In Japan solar power is being used more and more on farmland across Japan not only to grow crops but also with the purpose to generate power. It allows for farming to create a two-part source of income and efficient use of farmland.
Furthermore, the increase of solar power use on Japan’s farmlands helps the Japanese government’s goal of net-zero emissions by 2050. Of course, this sustainable generating of power doesn’t come without its issues.
At the Farmdo Group in Gunma prefecture, solar panels installed on top of greenhouses have been generating electricity since 2014, while mizuna potherb mustard, arugula, and lettuce grow inside. Covering an area of 48 hectares, producing power to supply about 10,000 households.
Under the “feed-in tariff” system, power companies purchase electricity generated from renewable energy sources at a price determined by the government over a period of 20 years. The Farmdo Group expects to recoup its solar-related investment in seven to eight years. “The additional revenue from selling electricity helps stabilize agricultural operations, and lower the barriers to starting a farm,” a group official said. Installing solar panels to the portion of agricultural land must be converted to non-agricultural use and support equipment must be set up.

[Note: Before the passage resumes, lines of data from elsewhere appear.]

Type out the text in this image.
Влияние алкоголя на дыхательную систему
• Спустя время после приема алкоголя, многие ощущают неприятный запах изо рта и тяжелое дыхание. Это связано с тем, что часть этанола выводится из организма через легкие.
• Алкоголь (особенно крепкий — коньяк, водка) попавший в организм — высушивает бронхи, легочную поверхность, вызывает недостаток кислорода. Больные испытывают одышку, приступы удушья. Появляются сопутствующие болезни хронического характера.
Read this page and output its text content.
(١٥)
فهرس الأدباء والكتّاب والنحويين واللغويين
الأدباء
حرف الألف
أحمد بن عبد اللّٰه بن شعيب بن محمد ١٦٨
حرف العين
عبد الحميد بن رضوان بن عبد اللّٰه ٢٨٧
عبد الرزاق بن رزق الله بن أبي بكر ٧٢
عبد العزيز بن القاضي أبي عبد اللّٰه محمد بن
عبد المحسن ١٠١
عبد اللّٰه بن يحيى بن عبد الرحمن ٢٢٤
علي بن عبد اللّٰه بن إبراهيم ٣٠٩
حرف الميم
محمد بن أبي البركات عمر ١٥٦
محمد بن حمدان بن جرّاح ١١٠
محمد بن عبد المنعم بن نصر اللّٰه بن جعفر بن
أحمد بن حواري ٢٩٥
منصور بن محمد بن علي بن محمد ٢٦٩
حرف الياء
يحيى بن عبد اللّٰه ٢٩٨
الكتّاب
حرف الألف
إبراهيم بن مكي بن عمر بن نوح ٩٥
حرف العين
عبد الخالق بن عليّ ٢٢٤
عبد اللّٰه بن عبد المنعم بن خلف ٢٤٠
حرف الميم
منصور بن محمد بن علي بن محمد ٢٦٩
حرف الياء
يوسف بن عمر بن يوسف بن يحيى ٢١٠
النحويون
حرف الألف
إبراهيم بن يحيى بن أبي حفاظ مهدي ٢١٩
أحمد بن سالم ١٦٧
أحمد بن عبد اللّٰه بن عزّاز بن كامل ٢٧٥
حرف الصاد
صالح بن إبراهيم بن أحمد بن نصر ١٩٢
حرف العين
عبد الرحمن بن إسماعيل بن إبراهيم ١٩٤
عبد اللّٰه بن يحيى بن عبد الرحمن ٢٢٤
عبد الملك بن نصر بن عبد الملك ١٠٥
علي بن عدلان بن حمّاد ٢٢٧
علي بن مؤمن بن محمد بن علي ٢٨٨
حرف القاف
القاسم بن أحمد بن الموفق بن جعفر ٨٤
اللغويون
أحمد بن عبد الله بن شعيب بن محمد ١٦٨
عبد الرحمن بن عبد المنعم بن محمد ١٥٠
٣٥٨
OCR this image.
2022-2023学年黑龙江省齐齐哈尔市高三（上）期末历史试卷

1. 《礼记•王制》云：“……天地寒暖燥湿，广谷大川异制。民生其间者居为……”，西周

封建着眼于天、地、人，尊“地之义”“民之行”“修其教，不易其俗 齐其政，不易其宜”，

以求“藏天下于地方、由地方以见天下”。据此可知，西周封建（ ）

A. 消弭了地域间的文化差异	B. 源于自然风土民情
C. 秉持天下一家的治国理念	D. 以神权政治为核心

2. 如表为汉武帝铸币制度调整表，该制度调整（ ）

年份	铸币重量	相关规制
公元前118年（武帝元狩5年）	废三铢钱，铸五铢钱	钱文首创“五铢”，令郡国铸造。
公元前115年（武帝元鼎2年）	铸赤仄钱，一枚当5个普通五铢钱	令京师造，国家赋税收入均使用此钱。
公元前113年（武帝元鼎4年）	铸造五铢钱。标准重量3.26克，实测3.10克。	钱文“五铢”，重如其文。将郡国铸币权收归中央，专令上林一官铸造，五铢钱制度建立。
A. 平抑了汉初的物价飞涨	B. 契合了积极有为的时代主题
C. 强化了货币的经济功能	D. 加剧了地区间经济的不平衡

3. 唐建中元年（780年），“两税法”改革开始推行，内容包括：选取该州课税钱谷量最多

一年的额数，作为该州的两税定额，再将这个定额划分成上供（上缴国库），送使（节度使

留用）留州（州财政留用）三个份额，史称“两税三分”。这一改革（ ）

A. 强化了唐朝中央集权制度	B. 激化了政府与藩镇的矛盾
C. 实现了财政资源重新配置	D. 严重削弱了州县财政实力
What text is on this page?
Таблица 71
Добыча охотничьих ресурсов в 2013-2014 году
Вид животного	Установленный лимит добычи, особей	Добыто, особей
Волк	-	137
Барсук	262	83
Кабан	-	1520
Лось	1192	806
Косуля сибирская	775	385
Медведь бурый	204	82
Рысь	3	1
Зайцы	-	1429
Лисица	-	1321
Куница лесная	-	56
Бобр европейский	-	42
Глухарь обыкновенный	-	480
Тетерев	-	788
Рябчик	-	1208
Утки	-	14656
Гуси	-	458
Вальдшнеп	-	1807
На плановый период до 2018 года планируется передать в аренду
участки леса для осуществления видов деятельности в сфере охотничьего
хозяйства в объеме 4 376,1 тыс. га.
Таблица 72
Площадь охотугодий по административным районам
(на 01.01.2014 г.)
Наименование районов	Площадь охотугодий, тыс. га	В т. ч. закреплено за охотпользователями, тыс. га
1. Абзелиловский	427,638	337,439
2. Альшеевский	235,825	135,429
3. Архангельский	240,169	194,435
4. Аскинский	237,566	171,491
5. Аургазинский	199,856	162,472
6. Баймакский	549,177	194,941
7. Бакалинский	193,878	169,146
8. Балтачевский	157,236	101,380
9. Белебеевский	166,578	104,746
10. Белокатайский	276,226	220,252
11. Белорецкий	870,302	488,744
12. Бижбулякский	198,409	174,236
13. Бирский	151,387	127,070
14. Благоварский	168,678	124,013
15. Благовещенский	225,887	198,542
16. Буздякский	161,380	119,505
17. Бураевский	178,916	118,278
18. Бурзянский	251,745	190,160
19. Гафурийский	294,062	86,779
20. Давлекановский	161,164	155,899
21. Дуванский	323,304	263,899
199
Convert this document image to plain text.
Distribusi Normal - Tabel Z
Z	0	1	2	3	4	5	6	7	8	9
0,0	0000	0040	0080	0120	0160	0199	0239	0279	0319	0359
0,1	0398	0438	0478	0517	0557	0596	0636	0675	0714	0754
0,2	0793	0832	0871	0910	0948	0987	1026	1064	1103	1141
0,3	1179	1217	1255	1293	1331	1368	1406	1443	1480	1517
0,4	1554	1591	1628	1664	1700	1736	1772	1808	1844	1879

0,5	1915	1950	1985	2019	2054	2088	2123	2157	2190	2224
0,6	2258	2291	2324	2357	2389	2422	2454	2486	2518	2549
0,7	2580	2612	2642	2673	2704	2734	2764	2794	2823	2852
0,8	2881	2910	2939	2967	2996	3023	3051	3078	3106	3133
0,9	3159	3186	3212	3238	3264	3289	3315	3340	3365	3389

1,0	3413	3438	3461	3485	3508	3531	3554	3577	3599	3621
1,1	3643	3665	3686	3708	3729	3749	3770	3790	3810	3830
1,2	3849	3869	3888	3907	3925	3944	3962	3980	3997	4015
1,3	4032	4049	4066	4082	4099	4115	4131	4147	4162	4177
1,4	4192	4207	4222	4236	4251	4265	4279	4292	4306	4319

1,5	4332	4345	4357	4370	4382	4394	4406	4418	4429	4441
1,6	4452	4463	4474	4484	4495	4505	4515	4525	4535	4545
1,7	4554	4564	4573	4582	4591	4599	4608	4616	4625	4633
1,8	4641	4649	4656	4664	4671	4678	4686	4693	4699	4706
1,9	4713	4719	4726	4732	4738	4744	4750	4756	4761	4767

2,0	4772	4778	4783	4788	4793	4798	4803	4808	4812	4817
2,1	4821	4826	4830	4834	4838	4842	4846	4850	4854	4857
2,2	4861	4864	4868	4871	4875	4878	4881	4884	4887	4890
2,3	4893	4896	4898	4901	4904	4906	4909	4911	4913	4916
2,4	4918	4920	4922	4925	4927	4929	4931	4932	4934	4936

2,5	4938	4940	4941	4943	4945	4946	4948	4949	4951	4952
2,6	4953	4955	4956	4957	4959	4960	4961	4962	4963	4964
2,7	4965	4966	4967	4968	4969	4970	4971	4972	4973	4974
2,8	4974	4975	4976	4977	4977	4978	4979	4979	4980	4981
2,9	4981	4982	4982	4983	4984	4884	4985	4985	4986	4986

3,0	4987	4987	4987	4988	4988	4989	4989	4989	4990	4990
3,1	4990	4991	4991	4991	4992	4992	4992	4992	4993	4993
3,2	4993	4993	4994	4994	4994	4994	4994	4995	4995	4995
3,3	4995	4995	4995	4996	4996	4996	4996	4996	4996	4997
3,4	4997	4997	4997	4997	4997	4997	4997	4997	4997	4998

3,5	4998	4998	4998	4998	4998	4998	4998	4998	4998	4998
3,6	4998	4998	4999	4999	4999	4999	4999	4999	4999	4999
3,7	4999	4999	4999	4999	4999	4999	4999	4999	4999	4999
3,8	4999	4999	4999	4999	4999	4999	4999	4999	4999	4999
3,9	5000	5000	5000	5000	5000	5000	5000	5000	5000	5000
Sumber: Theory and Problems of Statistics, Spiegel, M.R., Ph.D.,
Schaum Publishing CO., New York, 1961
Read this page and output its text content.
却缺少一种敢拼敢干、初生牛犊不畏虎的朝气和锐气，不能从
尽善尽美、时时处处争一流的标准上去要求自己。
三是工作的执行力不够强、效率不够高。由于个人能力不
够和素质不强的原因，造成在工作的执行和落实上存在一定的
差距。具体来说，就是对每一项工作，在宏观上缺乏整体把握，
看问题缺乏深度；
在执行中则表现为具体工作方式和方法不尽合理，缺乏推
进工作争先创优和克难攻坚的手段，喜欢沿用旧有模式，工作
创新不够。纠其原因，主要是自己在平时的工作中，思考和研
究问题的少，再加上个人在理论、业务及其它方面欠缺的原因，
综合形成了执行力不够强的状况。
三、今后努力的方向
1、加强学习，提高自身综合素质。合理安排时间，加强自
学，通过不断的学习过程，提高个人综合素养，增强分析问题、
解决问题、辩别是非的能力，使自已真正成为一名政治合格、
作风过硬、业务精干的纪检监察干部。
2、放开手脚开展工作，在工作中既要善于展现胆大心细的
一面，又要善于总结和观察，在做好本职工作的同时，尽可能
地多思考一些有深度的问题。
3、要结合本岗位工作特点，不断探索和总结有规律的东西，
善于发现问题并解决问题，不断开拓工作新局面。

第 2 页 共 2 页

Installing solar panels to the portion of agricultural land must be converted to non-agricultural use and support equipment must be set up.
As stated by the Agriculture, Forestry, and Fisheries Ministry of Japan the total number of permits for such conversions grew from 96 in fiscal 2013 to 1,992 in fiscal 2018. Over that span, the amount of agricultural land apportioned for solar power generation increased from 19 hectares to 560 hectares.
The Japan Photovoltaic Energy Association estimates that by 2050, about 30% of land used for solar power generation will be agriculture-related.
“It is important to balance agriculture and power generation,” said Takashi Nozu, an associate professor at Waseda University. “It is also necessary to carefully consider how to increase profitability, given the initial investment and maintenance costs involved.”